Les syndicats ont appelé à ces manifestations pour détourner la colère croissante des travailleurs, des jeunes et des pauvres face à la hausse constante des prix et aux pénuries de produits de première nécessité. Des manifestations de colère éclatent chaque jour près des stations d’essence dans tout le pays dû aux sévères pénuries d’essence, de diesel et de kérosène.

Le mouvement anti-gouvernement s’est intensifié après l’attaque par des nervis, le 9  mai dernier, des manifestants occupant le Galle Face Green et qui exigent la démission du président Gotabhaya Rajapakse et de son gouvernement. L’attaque a été orchestrée par le SLPP (Sri Lanka Podujana Peramuna) de Rajapakse.

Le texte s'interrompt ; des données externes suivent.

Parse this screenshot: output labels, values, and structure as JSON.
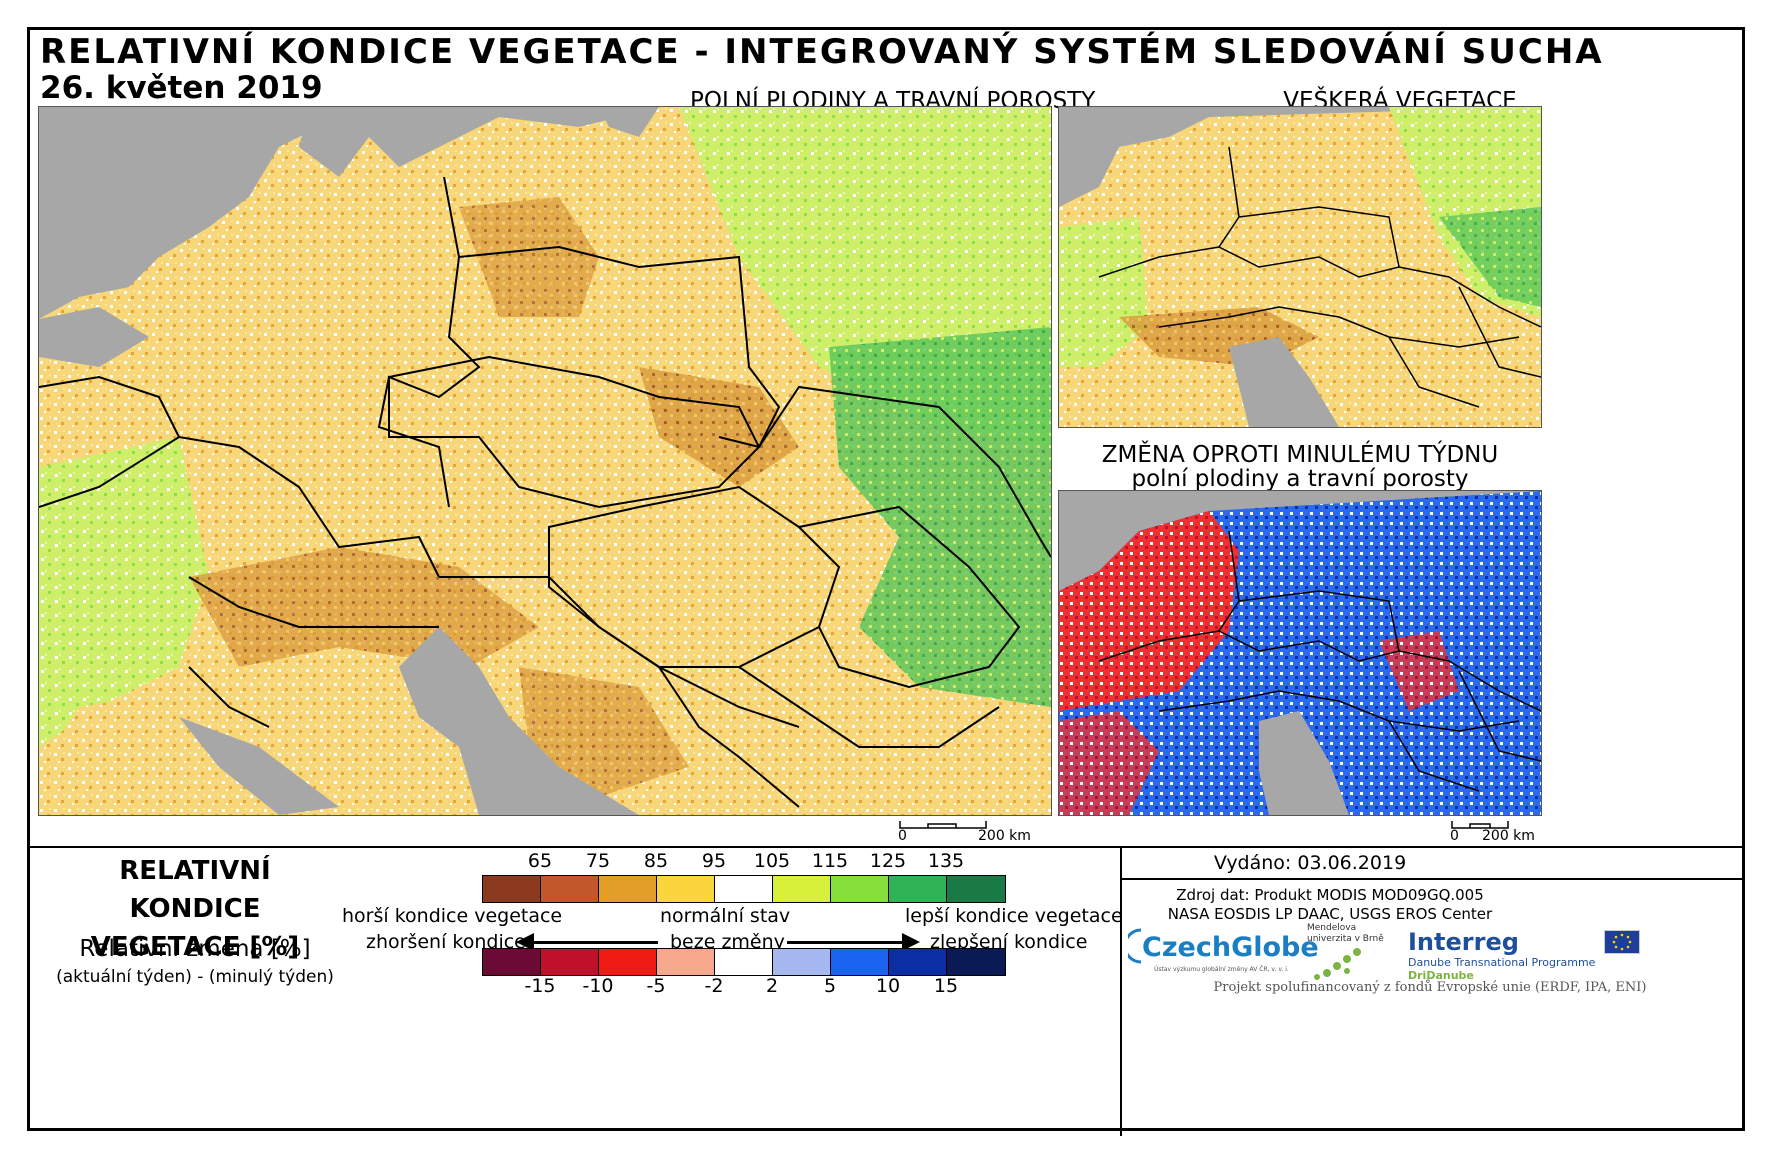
{
  "title": "RELATIVNÍ KONDICE VEGETACE - INTEGROVANÝ SYSTÉM SLEDOVÁNÍ SUCHA",
  "date": "26. květen 2019",
  "maps": {
    "main_title": "POLNÍ PLODINY A TRAVNÍ POROSTY",
    "all_vegetation_title": "VEŠKERÁ VEGETACE",
    "change_title_line1": "ZMĚNA OPROTI MINULÉMU TÝDNU",
    "change_title_line2": "polní plodiny a travní porosty"
  },
  "scalebars": {
    "main": {
      "zero": "0",
      "distance": "200 km"
    },
    "small": {
      "zero": "0",
      "distance": "200 km"
    }
  },
  "legend": {
    "title_line1": "RELATIVNÍ KONDICE",
    "title_line2": "VEGETACE [%]",
    "change_label": "Relativní změna [%]",
    "change_formula": "(aktuální týden) - (minulý týden)",
    "condition_ticks": [
      "65",
      "75",
      "85",
      "95",
      "105",
      "115",
      "125",
      "135"
    ],
    "condition_colors": [
      "#8b3a1f",
      "#c2582a",
      "#e39e27",
      "#fbd53c",
      "#ffffff",
      "#d9f03a",
      "#86e03b",
      "#30b356",
      "#1a7a45"
    ],
    "change_ticks": [
      "-15",
      "-10",
      "-5",
      "-2",
      "2",
      "5",
      "10",
      "15"
    ],
    "change_colors": [
      "#6a0a35",
      "#c0102c",
      "#f01a14",
      "#f7a88c",
      "#ffffff",
      "#a5b8f0",
      "#1a63f0",
      "#0b2ea3",
      "#0a1a55"
    ],
    "worse_condition": "horší kondice vegetace",
    "normal_state": "normální stav",
    "better_condition": "lepší kondice vegetace",
    "deterioration": "zhoršení kondice",
    "no_change": "beze změny",
    "improvement": "zlepšení kondice"
  },
  "info": {
    "issued": "Vydáno: 03.06.2019",
    "source_line1": "Zdroj dat: Produkt MODIS MOD09GQ.005",
    "source_line2": "NASA EOSDIS LP DAAC, USGS EROS Center",
    "logo_czechglobe": "CzechGlobe",
    "logo_czechglobe_sub": "Ústav výzkumu globální změny AV ČR, v. v. i.",
    "logo_mendel": "Mendelova univerzita v Brně",
    "logo_interreg": "Interreg",
    "logo_interreg_sub": "Danube Transnational Programme",
    "logo_dri": "DriDanube",
    "footer": "Projekt spolufinancovaný z fondů Evropské unie (ERDF, IPA, ENI)"
  }
}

Face à cette opposition massive, Mahinda Rajapakse a démissionné de son poste de premier ministre avec son cabinet. La semaine dernière, le leader de l’UNP (Parti national uni) Ranil Wickremesinghe, a été nommé à sa place. Wickremesinghe, ancien premier ministre connu pour être pro-marché et pro-US présidera à l’application du programme d'austérité dicté par le Fonds monétaire international (FMI).

Les syndicats n’ont cependant pas organisé les manifestations limitées de cette semaine afin de lutter pour les besoins urgents des travailleurs, mais bien plutôt pour lâcher de la vapeur. On a assisté de la part des dirigeants syndicaux à des dénonciations démagogiques du gouvernement et du nouveau premier ministre. Aucun n’a mis en accusation le système capitaliste qui traverse une crise profonde à l’international et impose un fardeau toujours plus lourd à la classe ouvrière.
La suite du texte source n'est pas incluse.